OpenAI Now Using Cerebras’ AI Chips To Code At 1,000 Tokens Per Second

Cerebras faster AI openAI

Just posted to my Forbes column about one of the biggest — and boldest — bets yet in the AI chip wars.

Cerebras Systems just closed a staggering $1 billion Series H round, pushing its valuation to $23 billion and putting it squarely in the ring against Nvidia’s dominance of AI compute. The company’s Wafer Scale Engine 3 isn’t just another chip — it’s a literal monster, 56 times larger than the biggest GPU, packing more than four trillion transistors. Cerebras claims it delivers over 20x the performance per watt of competitors, and it’s now powering OpenAI’s GPT-5.3-Codex-Spark model at an eye-popping 1,000 tokens per second — about 15x faster than before.

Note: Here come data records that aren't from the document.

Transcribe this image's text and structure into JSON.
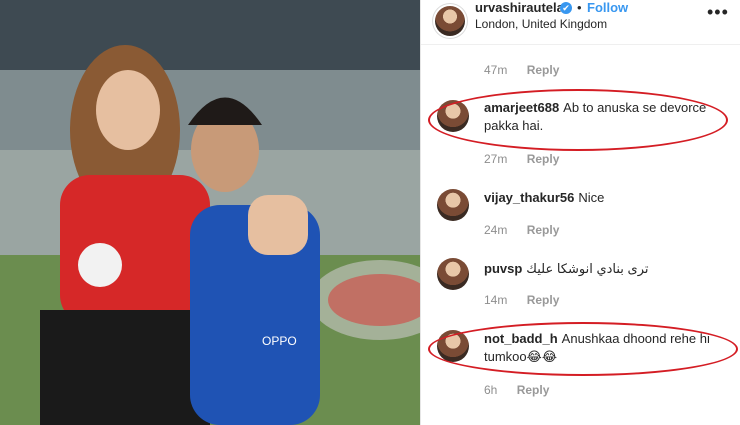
{
  "post": {
    "username": "urvashirautela",
    "verified_mark": "✔",
    "separator": "•",
    "follow_label": "Follow",
    "location": "London, United Kingdom",
    "more_label": "•••"
  },
  "top_meta": {
    "time": "47m",
    "reply": "Reply"
  },
  "comments": [
    {
      "username": "amarjeet688",
      "text": "Ab to anuska se devorce pakka hai.",
      "time": "27m",
      "reply": "Reply",
      "highlighted": true
    },
    {
      "username": "vijay_thakur56",
      "text": "Nice",
      "time": "24m",
      "reply": "Reply",
      "highlighted": false
    },
    {
      "username": "puvsp",
      "text": "ترى بنادي انوشكا عليك",
      "time": "14m",
      "reply": "Reply",
      "highlighted": false
    },
    {
      "username": "not_badd_h",
      "text": "Anushkaa dhoond rehe hi tumkoo😂😂",
      "time": "6h",
      "reply": "Reply",
      "highlighted": true
    }
  ],
  "photo": {
    "jersey_brand": "OPPO"
  },
  "colors": {
    "link": "#3897f0",
    "highlight_ring": "#d41d24",
    "muted": "#8e8e8e"
  },
  "icons": [
    "verified-badge-icon",
    "more-options-icon"
  ]
}
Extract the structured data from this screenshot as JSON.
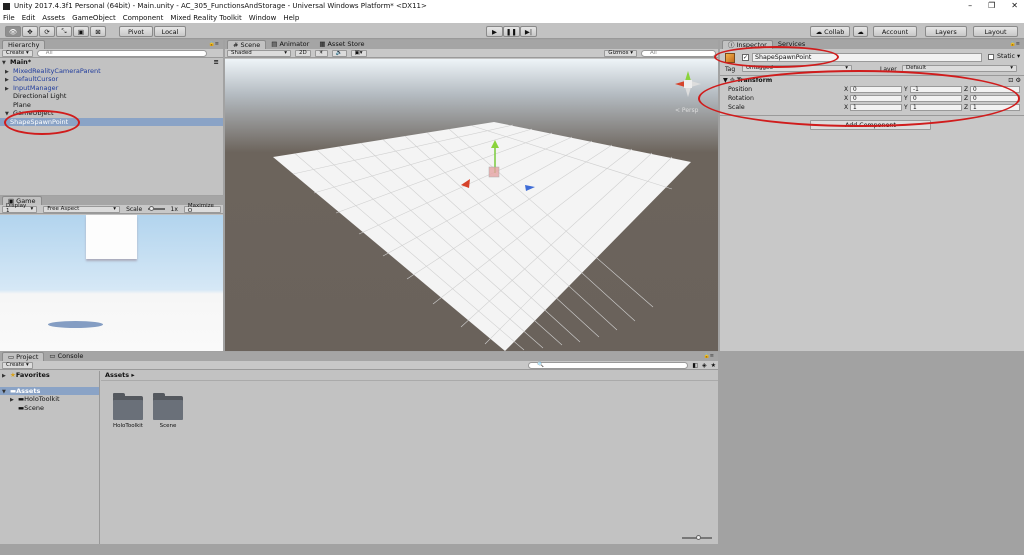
{
  "window": {
    "title": "Unity 2017.4.3f1 Personal (64bit) - Main.unity - AC_305_FunctionsAndStorage - Universal Windows Platform* <DX11>",
    "minimize": "–",
    "maximize": "❐",
    "close": "✕"
  },
  "menu": [
    "File",
    "Edit",
    "Assets",
    "GameObject",
    "Component",
    "Mixed Reality Toolkit",
    "Window",
    "Help"
  ],
  "toolbar": {
    "pivot": "Pivot",
    "local": "Local",
    "collab": "Collab",
    "account": "Account",
    "layers": "Layers",
    "layout": "Layout"
  },
  "hierarchy": {
    "tab": "Hierarchy",
    "create": "Create",
    "search_placeholder": "All",
    "scene": "Main*",
    "items": [
      {
        "label": "MixedRealityCameraParent"
      },
      {
        "label": "DefaultCursor"
      },
      {
        "label": "InputManager"
      },
      {
        "label": "Directional Light"
      },
      {
        "label": "Plane"
      },
      {
        "label": "GameObject"
      },
      {
        "label": "ShapeSpawnPoint"
      }
    ]
  },
  "game": {
    "tab": "Game",
    "display": "Display 1",
    "aspect": "Free Aspect",
    "scale_label": "Scale",
    "scale_value": "1x",
    "maximize": "Maximize O"
  },
  "scene_view": {
    "tabs": [
      "Scene",
      "Animator",
      "Asset Store"
    ],
    "shading": "Shaded",
    "mode2d": "2D",
    "gizmos": "Gizmos",
    "search_placeholder": "All",
    "persp": "< Persp"
  },
  "inspector": {
    "tabs": [
      "Inspector",
      "Services"
    ],
    "object_name": "ShapeSpawnPoint",
    "static": "Static",
    "tag_label": "Tag",
    "tag_value": "Untagged",
    "layer_label": "Layer",
    "layer_value": "Default",
    "component": "Transform",
    "position": {
      "label": "Position",
      "x": "0",
      "y": "-1",
      "z": "0"
    },
    "rotation": {
      "label": "Rotation",
      "x": "0",
      "y": "0",
      "z": "0"
    },
    "scale": {
      "label": "Scale",
      "x": "1",
      "y": "1",
      "z": "1"
    },
    "axes": [
      "X",
      "Y",
      "Z"
    ],
    "add_component": "Add Component"
  },
  "project": {
    "tabs": [
      "Project",
      "Console"
    ],
    "create": "Create",
    "favorites": "Favorites",
    "assets_root": "Assets",
    "tree": [
      "HoloToolkit",
      "Scene"
    ],
    "breadcrumb": "Assets",
    "folders": [
      "HoloToolkit",
      "Scene"
    ]
  },
  "colors": {
    "annotation": "#d01c1c",
    "selection": "#8aa3c6",
    "prefab": "#1f3b9c"
  }
}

If you’ve ever stared at a blinking cursor waiting for an LLM to finish coding, this is the kind of speed that changes the experience.

“It’s the fastest inference in the world,” a Cerebras executive told me last year — and with a $10 billion OpenAI deal to deliver 750 megawatts of wafer-scale systems, this is no longer just an ambitious hardware story. It’s about who controls the infrastructure behind the most hyped technology on the planet.

The bigger picture? AI demand is exploding, power and cooling constraints are real, and hyperscalers — and even governments — are racing to avoid single-supplier risk while securing sovereign compute capacity. Capital is clearly chasing that urgency.